We hope that any visitors to this page find comfort in knowing they are not alone in their perinatal experience no matter how difficult or traumatic.
There is support and help out there.
Recovery and healing from perinatal trauma, anxiety and depression is possible.
My wish is that the services I offer provide hope for those who are currently struggling to cope.
My desire is that some of the content here provides validation, clarity and even peace of mind to those parents who need it most right now.
The truth is that for many of us this whole parenting stage (often referred to as perinatal) and even the prenatal part before is hugely challenging to our emotional health and wellbeing.

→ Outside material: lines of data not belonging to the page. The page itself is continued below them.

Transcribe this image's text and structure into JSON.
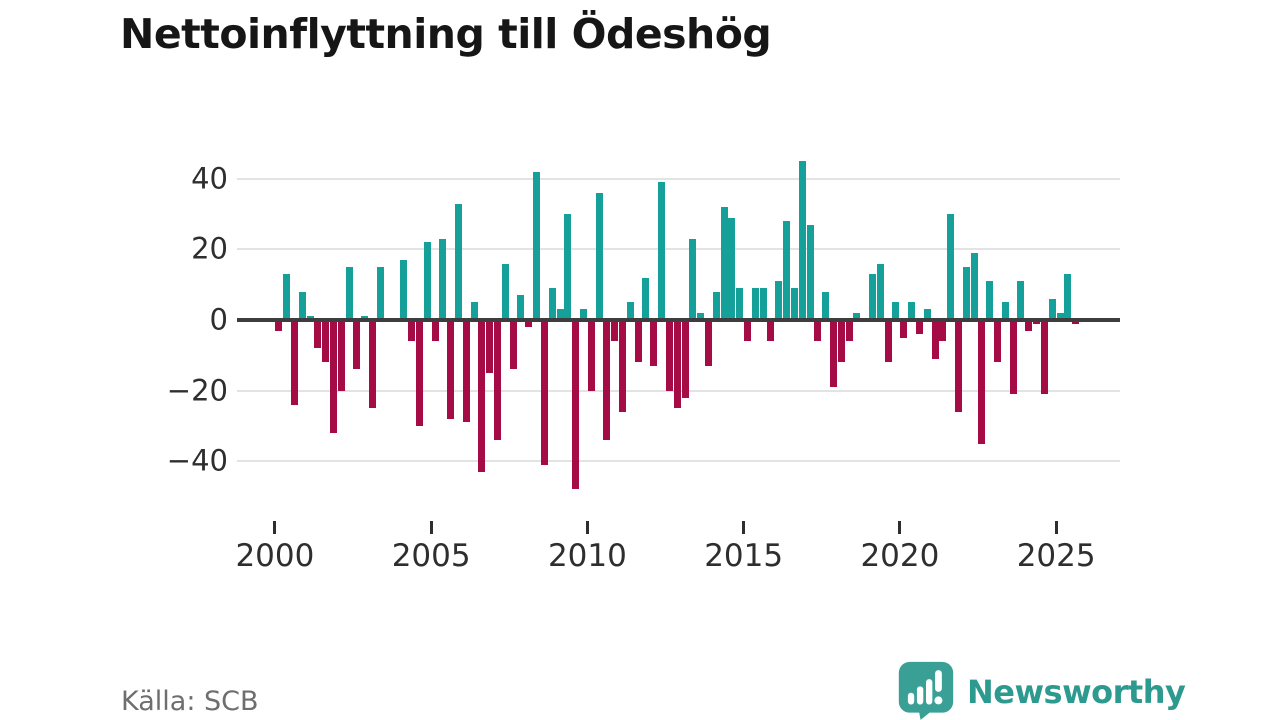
{
  "title": "Nettoinflyttning till Ödeshög",
  "source": "Källa: SCB",
  "branding": {
    "name": "Newsworthy",
    "logo_icon": "bar-chart-speech-bubble-icon",
    "text_color": "#2d9a90",
    "bubble_color": "#3aa096"
  },
  "chart_data": {
    "type": "bar",
    "title": "Nettoinflyttning till Ödeshög",
    "frequency": "quarterly",
    "start_year": 2000,
    "x_label_years": [
      2000,
      2005,
      2010,
      2015,
      2020,
      2025
    ],
    "y_ticks": [
      40,
      20,
      0,
      -20,
      -40
    ],
    "y_gridlines": [
      40,
      20,
      -20,
      -40
    ],
    "ylim": [
      -52,
      50
    ],
    "grid": "horizontal-only",
    "legend": "none",
    "positive_color": "#16a09a",
    "negative_color": "#a50b44",
    "values": [
      -3,
      13,
      -24,
      8,
      1,
      -8,
      -12,
      -32,
      -20,
      15,
      -14,
      1,
      -25,
      15,
      0,
      0,
      17,
      -6,
      -30,
      22,
      -6,
      23,
      -28,
      33,
      -29,
      5,
      -43,
      -15,
      -34,
      16,
      -14,
      7,
      -2,
      42,
      -41,
      9,
      3,
      30,
      -48,
      3,
      -20,
      36,
      -34,
      -6,
      -26,
      5,
      -12,
      12,
      -13,
      39,
      -20,
      -25,
      -22,
      23,
      2,
      -13,
      8,
      32,
      29,
      9,
      -6,
      9,
      9,
      -6,
      11,
      28,
      9,
      45,
      27,
      -6,
      8,
      -19,
      -12,
      -6,
      2,
      0,
      13,
      16,
      -12,
      5,
      -5,
      5,
      -4,
      3,
      -11,
      -6,
      30,
      -26,
      15,
      19,
      -35,
      11,
      -12,
      5,
      -21,
      11,
      -3,
      -1,
      -21,
      6,
      2,
      13,
      -1
    ]
  }
}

Difficult and traumatic fertility journeys can leave people reeling from what is often a time marked by loss, desperate longing and anxiety.
The taboo of miscarriage and loss in society leaves those impacted isolated, unsupported and vulnerable to anxiety, low mood and depression.
IVF pregnancies can also still be fraught with anxiety, depression and low mood.
When we do become pregnant our own experiences as a children can begin to loom large. From nowhere out of the shadows of our past, voices can provoke fearsome questions such as ‘can I be the parent I want to be?’, ‘will I repeat our dysfunctional family history?’, ‘can I keep my child safe?’ and even ‘will my child hate me?’
30% of all parents describe their birth as traumatic.
Recovery, sleeping, feeding and bonding are difficult for many parents. The early days of parenting can be testing in ways that are rarely acknowledged by society or by our health service. There is little public service support for difficultly with feeding, sleeping or bonding, let alone any problems with physical recovery from birth.
It’s fairly rare for parents not to have been touched by some perinatal difficulty or trauma along route to creating their family. Miscarriage, IVF, hyperemesis, childhood traumas resurfacing, traumatic births, difficulty feeding, reflux, sleep deprivation, birth injury, baby loss and NICU stays are just some of the traumas that people withstand in their quest to become parents.
And that takes a toll on emotional health and wellbeing.
It impacts on our relationships with ourselves and with others.
It effects confidence and self esteem.
Trauma symptoms can leave parents struggling to cope with flashbacks, recurrent thoughts about what happened, nightmares, partial memory loss, low mood, irritability, hypervigilance and even a sense of detachment.
Caring for young children, recovering from birth, feeding and bonding can be challenging enough without the additional load of coping with anxiety, trauma symptoms, low mood or depression.